Os pesquisadores notaram uma dúzia de partículas de plástico em apenas 4% de placenta, o que sugere que o número total de microplásticos pode ser muito maior. Todas as partículas analisadas eram plásticos tingidos de azul, vermelho, laranja ou rosa e podem ter origem em embalagens, tintas ou cosméticos e produtos de higiene pessoal.

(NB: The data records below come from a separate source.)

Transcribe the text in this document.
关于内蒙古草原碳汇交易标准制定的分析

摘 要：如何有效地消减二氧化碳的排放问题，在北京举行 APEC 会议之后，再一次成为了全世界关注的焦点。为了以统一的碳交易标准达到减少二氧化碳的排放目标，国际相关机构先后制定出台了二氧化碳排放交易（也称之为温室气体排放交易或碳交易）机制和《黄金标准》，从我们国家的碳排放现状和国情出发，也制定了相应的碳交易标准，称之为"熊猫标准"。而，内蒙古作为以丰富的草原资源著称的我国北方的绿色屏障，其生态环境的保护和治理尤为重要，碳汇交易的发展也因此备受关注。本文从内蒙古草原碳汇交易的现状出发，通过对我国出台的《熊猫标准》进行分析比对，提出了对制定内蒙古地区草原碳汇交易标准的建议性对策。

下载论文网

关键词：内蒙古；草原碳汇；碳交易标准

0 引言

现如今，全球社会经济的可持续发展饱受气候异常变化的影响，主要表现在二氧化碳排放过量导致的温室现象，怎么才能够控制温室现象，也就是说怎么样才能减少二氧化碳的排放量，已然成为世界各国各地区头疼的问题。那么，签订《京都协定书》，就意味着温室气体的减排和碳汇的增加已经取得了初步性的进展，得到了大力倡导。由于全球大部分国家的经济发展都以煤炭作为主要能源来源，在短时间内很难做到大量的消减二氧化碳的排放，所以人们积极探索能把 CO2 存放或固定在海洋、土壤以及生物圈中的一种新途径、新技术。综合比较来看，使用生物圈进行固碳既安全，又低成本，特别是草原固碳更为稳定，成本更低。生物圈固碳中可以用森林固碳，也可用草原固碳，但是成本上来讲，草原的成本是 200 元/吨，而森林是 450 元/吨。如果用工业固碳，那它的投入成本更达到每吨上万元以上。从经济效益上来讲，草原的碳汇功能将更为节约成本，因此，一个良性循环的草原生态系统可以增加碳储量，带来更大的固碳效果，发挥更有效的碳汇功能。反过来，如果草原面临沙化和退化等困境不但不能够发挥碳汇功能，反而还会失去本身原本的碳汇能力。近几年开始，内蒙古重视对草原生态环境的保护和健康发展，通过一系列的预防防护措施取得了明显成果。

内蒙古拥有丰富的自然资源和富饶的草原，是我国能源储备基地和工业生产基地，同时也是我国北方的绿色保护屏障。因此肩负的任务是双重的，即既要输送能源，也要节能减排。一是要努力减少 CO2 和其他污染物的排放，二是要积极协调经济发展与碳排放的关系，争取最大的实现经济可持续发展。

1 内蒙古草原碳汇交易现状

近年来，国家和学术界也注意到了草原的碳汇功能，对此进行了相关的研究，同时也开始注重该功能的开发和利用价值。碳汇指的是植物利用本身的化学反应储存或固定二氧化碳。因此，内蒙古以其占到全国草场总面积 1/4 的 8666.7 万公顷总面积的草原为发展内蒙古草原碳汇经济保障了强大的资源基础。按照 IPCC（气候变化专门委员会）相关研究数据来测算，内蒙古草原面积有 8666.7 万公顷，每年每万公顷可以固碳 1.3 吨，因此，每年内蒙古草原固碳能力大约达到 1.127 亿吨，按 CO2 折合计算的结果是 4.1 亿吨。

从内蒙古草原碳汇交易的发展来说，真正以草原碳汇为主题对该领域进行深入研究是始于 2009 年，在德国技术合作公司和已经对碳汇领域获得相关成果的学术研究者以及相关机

No estudo, os pesquisadores concluíram que "devido ao papel crucial da placenta no apoio ao desenvolvimento do feto e em atuar como uma interface com o ambiente externo, a presença de partículas de plástico potencialmente nocivas é uma questão de grande preocupação. Mais estudos precisam ser realizados para avaliar se a presença de microplásticos pode desencadear respostas imunológicas ou pode levar à liberação de contaminantes tóxicos, resultando em danos. ”

Outra pesquisa mostrou que as mamadeiras podem ser fonte de ingestão de microplástico em bebês. Observando as taxas de consumo de leite em mamadeiras e de amamentação em todo o mundo, pesquisadores estimaram que um bebê consome, em média, 1,6 milhão de partículas de microplástico todos os dias.

Na América do Norte, onde mamadeiras de plástico são mais comuns e as taxas de amamentação são mais baixas quando comparadas aos índices de países em desenvolvimento, esse número chega a 2,3 milhões de partículas por dia. Na Europa, a taxa é de 2,6 milhões; na França, Holanda e Bélgica, entretanto, pode chegar até 4 milhões.

Para saber mais sobre esse tema, acesse a matéria “Mamadeiras podem ser fonte de ingestão de microplástico em bebês, diz estudo”.

Como evitar a presença de microplástico?

Confira dicas de como evitar a disseminação de microplásticos:

  • Diminua o consumo de plásticos;
  • Não consuma animais marinhos e contribua com iniciativas que retirem redes de pesca e outros plásticos do mar;
  • Evite consumir alimentos armazenados em recipientes de plástico;
  • Troque sua escova de dentes de plástico por uma de bambu;
  • Tente usar absorventes de pano ou coletor menstrual;
  • No lugar de tecidos de fibra sintética, utilize algodão orgânico;
  • Quando comprar alimentos, cosméticos e produtos em geral, prefira aqueles que venham em embalagens de vidro, papel ou sem embalagens, como shampoos e sabonetes em barra;
  • Recicle, reutilize e reaproveite;
  • Zere o consumo de itens de plástico supérfluos, como canudinhos, glitter, copos descartáveis e sacolas;
  • Pegue e dê carona. Cada carro a mais é sinônimo de mais microplástico no ar e na água;
  • Zere o consumo de cosméticos com esfoliantes sintéticos: substitua-os por receitas naturais;
  • Descarte corretamente e encaminhe para reciclagem;
  • Conheça a New Plastics Economy, uma iniciativa que quer repensar o futuro aplicando os princípios da Economia Circular ao ramo do plástico, começando pelas embalagens;
  • Pressione empresas e governos para que diminuam o uso de plástico, utilizem embalagens retornáveis e com design menos nocivo e garantam o retorno do plástico utilizado à cadeia de produção.

Embora sejam encontrados nos mais diversos ambientes, detectar e identificar o microplástico ainda é um desafio, já que não existe uma metodologia padrão para esses processos. Diante disso, pesquisadores de diferentes áreas estão empenhados em estabelecer a melhor técnica para realizar esses procedimentos em amostras ambientais. Enquanto isso, você pode adotar algumas medidas citadas acima para diminuir a disseminação de microplástico no meio ambiente e reduzir os diversos danos causados por eles.